The recent financial crisis has thrown into sharp relief, as never before, the critical and important role of ‘asset price' inflation/asset bubbles too, as opposed to that of shop-floor/products/services inflation alone, as a key variable in monetary policy response.

For what happened was unprecedented in that with monetary policy focussed only on traditional CPI, interest rates were kept low in spite of exploding prices of assets such as real estate/property, credit assets, equity and commodities.

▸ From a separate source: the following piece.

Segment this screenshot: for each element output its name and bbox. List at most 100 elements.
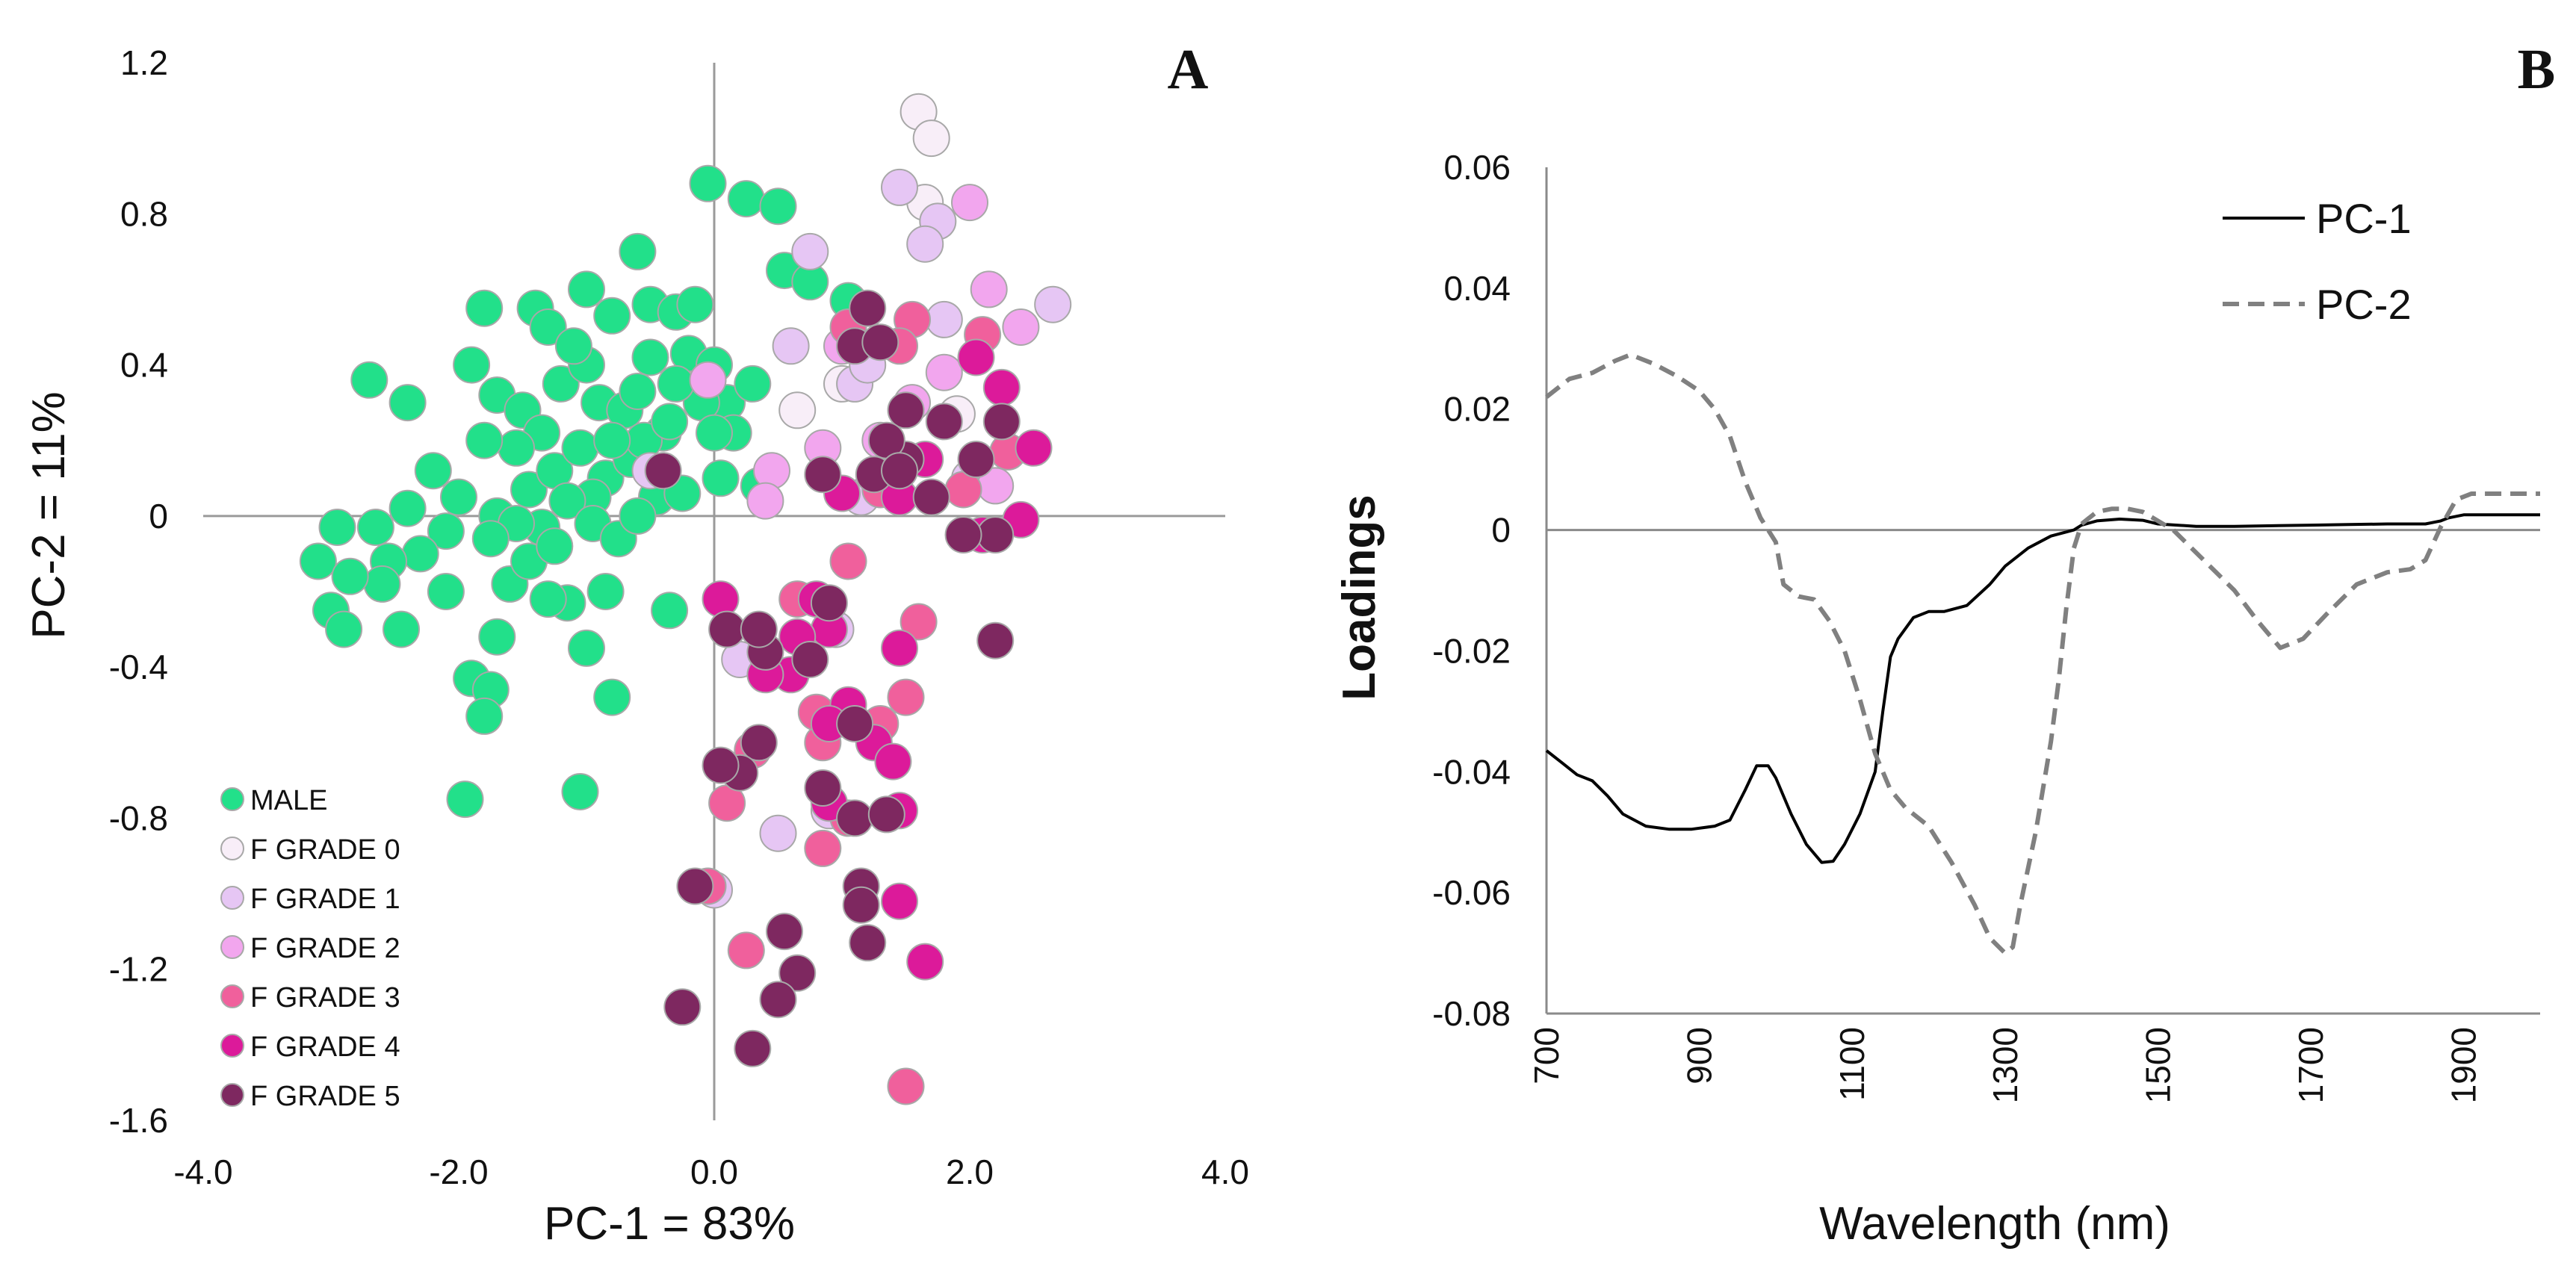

And this was all made possible because of huge current account surpluses in China and other EMEs (emerging market economies), and huge private capital inflows into EMEs in excess of their current account deficits, getting recycled back as official capital flows into government bonds of reserve currency countries, especially the US, resulting in compression of long-term yields which, in turn, translated into lower long term interest rates even for the riskier asset classes mentioned above.

Credit bubble

This chasing of yield, due to global savings glut, in turn, led to a veritable credit bubble, characterised by unprecedented under-pricing of risk as reflected in the all-time-low risk premia with junk bond spreads becoming indistinguishable from investment grade debt, and thus, to paraphrase Jim Grant, the riskiest of assets effectively offering return free risk.

All this while, the US growth story stayed non-inflationary due primarily to cheap imports from China, Asia and EMEs which, only perversely, reinforced the continuation of the loose monetary policy, focused, as I just said, as it was on the shop-floor-price inflation to the complete exclusion of the broader ‘asset price' inflation.

Such a low interest rate environment, coupled with luxuriant supply of liquidity, created enabling environment for excessive leverage and risk-taking so much so that American household debt exceeded the country's GDP.

In fact, in the US, in particular, the financial sector, instead of being a means to an end of sub-serving the real sector, ended up being an end in itself. This syndrome of too much of arcane rocket science and financial alchemy in the financial sector, almost entirely for its own sake to almost complete exclusion of the needs of the real sector, created a massive ‘financial sector — real sector imbalance' which, being, intrinsically unsustainable, culminated eventually into the now-all-too-familiar apocalyptic denouement, entailing cumulative global write-downs and credit losses aggregating $2 trillion by banks and financial firms.

(Edited excerpts of the Inaugural Address delivered at the World Risk Workshop 2012, organised by R-square RiskLab, in Mumbai on February 6-7. The views expressed by the author, an Executive Director of the Reserve Bank of India, are his own and not that of the RBI.)